Large, clear acrylic panels are designed to be hung in front of a vertical garden to act as a mounting surface for lettering.  An initial thought was to use vinyl lettering, but it proved to be hard to read unless you were viewing the wall dead-on. We needed more depth.

So, the Mancini Design Lab team included 3D lettering as an option in the design and looked for a place to produce them.  Upon receipt of pricing from the signage vendors, it was evident that producing and installing the 3D letters from a third-party manufacturer was going to need a larger budget than we had to work with.  With just short of 1,000 donors containing anywhere from 15 to 25 characters a family, the number of characters needed for this install reached over 20,000 characters in total.  Typical 3D letters require ladders, glue and measuring stencils to properly install each character at the required spacing – we knew we could do better than this.

The Technology

To solve the manufacturing issue, the Mancini team utilized five 3D printers on site to prefabricate each character, which, through a customized script created by our in-house developers, are able to snap into place on the acrylic panels. Mancini underwent an iterative process that took dozens of attempts to finalize the perfect snap design. To ensure it was clear where each letter should be placed, each character has a unique configuration of pegs and corresponding holes for placement. With this design, there’s no way to put a character in the wrong place. All the installers have to do is just snap them in place. No ladders, no glue, no measuring tape!

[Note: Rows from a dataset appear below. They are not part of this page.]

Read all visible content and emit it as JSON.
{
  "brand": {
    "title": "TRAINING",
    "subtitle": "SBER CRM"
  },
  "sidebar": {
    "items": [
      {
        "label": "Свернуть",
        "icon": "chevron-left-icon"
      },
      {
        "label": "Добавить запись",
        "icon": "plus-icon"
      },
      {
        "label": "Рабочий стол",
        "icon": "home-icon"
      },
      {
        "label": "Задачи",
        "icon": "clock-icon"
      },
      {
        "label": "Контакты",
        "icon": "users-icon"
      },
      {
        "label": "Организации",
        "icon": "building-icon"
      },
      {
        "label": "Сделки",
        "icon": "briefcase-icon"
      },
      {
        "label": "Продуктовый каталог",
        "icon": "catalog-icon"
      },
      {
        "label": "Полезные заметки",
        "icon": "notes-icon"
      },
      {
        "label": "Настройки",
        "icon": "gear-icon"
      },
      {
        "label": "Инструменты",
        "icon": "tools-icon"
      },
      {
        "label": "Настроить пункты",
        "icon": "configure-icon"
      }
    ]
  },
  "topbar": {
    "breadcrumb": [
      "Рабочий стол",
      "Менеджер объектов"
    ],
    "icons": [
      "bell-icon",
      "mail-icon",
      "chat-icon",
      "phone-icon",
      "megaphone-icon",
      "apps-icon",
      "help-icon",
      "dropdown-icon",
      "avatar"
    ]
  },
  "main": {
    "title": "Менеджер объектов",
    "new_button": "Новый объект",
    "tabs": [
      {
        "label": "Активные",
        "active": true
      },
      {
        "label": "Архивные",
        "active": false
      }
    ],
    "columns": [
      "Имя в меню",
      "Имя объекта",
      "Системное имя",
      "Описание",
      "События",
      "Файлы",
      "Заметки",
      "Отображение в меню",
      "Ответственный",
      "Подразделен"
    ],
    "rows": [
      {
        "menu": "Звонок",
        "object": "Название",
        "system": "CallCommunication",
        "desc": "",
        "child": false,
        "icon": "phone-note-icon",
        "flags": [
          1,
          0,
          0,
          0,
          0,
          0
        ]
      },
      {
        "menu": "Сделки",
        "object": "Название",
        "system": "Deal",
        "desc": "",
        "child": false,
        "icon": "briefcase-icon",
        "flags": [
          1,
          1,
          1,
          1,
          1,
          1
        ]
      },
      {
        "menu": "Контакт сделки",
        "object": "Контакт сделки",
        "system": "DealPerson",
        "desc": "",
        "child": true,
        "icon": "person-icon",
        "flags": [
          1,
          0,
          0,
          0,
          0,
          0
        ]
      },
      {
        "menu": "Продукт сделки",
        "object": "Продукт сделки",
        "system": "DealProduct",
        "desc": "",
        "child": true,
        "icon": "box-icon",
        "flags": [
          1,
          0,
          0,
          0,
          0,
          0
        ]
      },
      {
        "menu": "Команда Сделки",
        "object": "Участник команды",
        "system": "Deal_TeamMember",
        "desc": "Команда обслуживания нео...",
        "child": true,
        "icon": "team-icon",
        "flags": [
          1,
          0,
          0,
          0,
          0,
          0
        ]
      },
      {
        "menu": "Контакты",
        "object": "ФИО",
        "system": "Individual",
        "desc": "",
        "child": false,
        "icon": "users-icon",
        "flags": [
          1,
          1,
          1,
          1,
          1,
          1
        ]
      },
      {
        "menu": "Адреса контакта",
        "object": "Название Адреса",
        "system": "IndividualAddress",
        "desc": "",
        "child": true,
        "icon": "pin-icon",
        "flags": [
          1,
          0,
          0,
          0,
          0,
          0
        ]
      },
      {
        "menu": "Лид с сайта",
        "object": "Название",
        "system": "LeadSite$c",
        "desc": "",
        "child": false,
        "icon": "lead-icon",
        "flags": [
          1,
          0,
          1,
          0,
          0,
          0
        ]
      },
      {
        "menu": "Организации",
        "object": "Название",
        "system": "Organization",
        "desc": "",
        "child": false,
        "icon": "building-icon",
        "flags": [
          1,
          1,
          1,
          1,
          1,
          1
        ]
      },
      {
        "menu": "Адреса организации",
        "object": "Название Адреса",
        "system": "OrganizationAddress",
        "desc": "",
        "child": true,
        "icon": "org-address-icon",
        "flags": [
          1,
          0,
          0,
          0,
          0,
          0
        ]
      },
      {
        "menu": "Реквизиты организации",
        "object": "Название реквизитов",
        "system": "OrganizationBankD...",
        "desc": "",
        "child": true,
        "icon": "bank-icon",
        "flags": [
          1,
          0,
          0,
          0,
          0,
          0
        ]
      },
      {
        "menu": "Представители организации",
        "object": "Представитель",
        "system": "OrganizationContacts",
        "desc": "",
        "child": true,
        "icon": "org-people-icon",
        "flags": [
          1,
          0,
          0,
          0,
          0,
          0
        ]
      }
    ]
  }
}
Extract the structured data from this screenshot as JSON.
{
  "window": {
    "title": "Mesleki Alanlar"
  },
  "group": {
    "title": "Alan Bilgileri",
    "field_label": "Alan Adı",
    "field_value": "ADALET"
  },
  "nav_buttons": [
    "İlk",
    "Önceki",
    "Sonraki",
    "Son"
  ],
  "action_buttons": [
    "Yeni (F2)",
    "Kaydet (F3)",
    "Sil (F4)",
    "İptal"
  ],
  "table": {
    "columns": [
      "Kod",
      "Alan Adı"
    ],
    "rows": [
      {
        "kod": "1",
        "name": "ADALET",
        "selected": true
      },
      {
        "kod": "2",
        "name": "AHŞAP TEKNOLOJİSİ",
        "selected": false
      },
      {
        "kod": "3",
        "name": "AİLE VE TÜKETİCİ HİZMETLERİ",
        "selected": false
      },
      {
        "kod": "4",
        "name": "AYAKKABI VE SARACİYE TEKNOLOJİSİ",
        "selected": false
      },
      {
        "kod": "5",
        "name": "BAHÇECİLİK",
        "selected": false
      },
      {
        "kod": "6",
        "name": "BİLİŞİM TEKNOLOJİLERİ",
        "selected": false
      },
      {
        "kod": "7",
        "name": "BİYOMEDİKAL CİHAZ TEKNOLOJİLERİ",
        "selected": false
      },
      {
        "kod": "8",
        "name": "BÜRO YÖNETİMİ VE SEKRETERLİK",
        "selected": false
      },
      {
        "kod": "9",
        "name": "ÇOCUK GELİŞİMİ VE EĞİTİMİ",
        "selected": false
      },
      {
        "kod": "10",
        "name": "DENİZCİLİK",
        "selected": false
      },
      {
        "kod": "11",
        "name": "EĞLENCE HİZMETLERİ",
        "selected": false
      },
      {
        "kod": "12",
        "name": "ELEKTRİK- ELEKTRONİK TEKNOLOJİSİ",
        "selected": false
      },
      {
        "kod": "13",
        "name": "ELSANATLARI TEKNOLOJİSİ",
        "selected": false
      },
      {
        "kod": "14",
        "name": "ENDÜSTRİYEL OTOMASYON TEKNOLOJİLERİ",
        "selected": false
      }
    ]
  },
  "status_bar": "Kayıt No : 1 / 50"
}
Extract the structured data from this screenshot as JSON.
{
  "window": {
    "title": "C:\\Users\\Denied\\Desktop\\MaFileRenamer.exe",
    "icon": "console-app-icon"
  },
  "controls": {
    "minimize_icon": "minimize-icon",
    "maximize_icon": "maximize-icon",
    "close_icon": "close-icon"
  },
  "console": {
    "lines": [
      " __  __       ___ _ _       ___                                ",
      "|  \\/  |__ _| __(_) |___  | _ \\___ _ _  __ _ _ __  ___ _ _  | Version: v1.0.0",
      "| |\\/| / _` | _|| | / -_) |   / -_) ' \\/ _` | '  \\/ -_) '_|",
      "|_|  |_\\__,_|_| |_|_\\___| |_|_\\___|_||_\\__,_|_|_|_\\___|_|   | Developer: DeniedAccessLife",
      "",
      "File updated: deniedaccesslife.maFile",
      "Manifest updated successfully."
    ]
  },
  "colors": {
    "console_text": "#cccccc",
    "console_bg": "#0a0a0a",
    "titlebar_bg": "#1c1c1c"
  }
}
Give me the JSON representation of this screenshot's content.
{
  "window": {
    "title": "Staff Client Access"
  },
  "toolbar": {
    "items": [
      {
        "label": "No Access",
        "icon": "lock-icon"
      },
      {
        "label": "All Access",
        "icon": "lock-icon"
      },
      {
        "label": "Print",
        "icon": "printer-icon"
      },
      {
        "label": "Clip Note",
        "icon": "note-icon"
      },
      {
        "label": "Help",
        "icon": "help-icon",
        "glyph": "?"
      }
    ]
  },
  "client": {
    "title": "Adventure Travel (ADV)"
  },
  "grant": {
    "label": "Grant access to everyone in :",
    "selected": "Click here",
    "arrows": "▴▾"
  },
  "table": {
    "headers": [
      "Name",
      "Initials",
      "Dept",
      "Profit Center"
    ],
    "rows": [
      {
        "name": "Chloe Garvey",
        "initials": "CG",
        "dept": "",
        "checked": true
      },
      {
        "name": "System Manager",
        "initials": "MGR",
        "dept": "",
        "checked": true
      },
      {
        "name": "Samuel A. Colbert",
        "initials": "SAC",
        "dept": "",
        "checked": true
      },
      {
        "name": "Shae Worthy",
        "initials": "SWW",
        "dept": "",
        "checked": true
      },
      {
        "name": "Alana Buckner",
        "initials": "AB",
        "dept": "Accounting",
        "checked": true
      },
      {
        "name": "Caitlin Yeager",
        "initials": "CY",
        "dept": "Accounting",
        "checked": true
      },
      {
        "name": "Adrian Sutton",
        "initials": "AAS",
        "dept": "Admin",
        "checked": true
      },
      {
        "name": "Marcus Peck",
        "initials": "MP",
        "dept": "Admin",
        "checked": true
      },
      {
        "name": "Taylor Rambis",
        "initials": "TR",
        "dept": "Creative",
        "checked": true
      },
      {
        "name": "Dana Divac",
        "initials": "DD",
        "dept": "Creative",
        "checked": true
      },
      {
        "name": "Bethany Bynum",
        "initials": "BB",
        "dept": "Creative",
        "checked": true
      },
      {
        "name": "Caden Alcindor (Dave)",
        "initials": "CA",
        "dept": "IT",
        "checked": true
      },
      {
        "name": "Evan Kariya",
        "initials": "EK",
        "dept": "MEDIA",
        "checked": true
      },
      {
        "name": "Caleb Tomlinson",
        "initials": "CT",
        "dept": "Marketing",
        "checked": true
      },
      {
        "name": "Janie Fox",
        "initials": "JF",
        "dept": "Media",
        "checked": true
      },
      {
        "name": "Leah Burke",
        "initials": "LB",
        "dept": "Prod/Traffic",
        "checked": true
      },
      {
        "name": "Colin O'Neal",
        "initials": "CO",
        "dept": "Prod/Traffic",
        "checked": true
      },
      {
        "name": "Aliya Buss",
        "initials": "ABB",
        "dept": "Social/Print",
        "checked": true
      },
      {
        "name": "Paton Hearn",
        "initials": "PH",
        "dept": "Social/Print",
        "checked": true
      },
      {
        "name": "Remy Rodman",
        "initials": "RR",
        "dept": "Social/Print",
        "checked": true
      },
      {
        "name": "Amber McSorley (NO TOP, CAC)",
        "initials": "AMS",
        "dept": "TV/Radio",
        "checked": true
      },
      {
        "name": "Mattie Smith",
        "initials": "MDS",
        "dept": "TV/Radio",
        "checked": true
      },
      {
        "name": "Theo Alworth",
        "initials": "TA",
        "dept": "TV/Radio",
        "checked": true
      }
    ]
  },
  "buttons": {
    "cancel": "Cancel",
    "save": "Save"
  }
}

To ease the labor costs and effort, the Mancini team created a layout that can be projected on each panel so that it’s easy to find the correct spot for each name–almost anyone could do it! This cost-cutting solution eliminated the need for industrial adhesives and/or expensive, off-site, specialized manufacturing.


This MicroFactory solution saved the school 40% on installation of the donor wall.  With less labor doing skilled tasks of hand gluing, climbing ladders and spacing letters the price went way down for installation.  Materials were delivered in raw form to 3D print, so there were less packaging and shipping costs associated.

The Wrap Up

Already well into their first year in the building, the school is still receiving donations and is still working with Mancini to make updates to the Donor Wall. The school plans to install the wall within the early portion of 2019.

3D printing represents a significant shift in manufacturing. By 2025, the market value of 3D printing is set to reach $25 billion. The Design Lab at Mancini is the proving ground for this technology and its applications within the built environment. Using design software like Grasshopper, the algorithmic modeling software for Rhino, Mancini designers can now produce a limitless range of generative design solutions.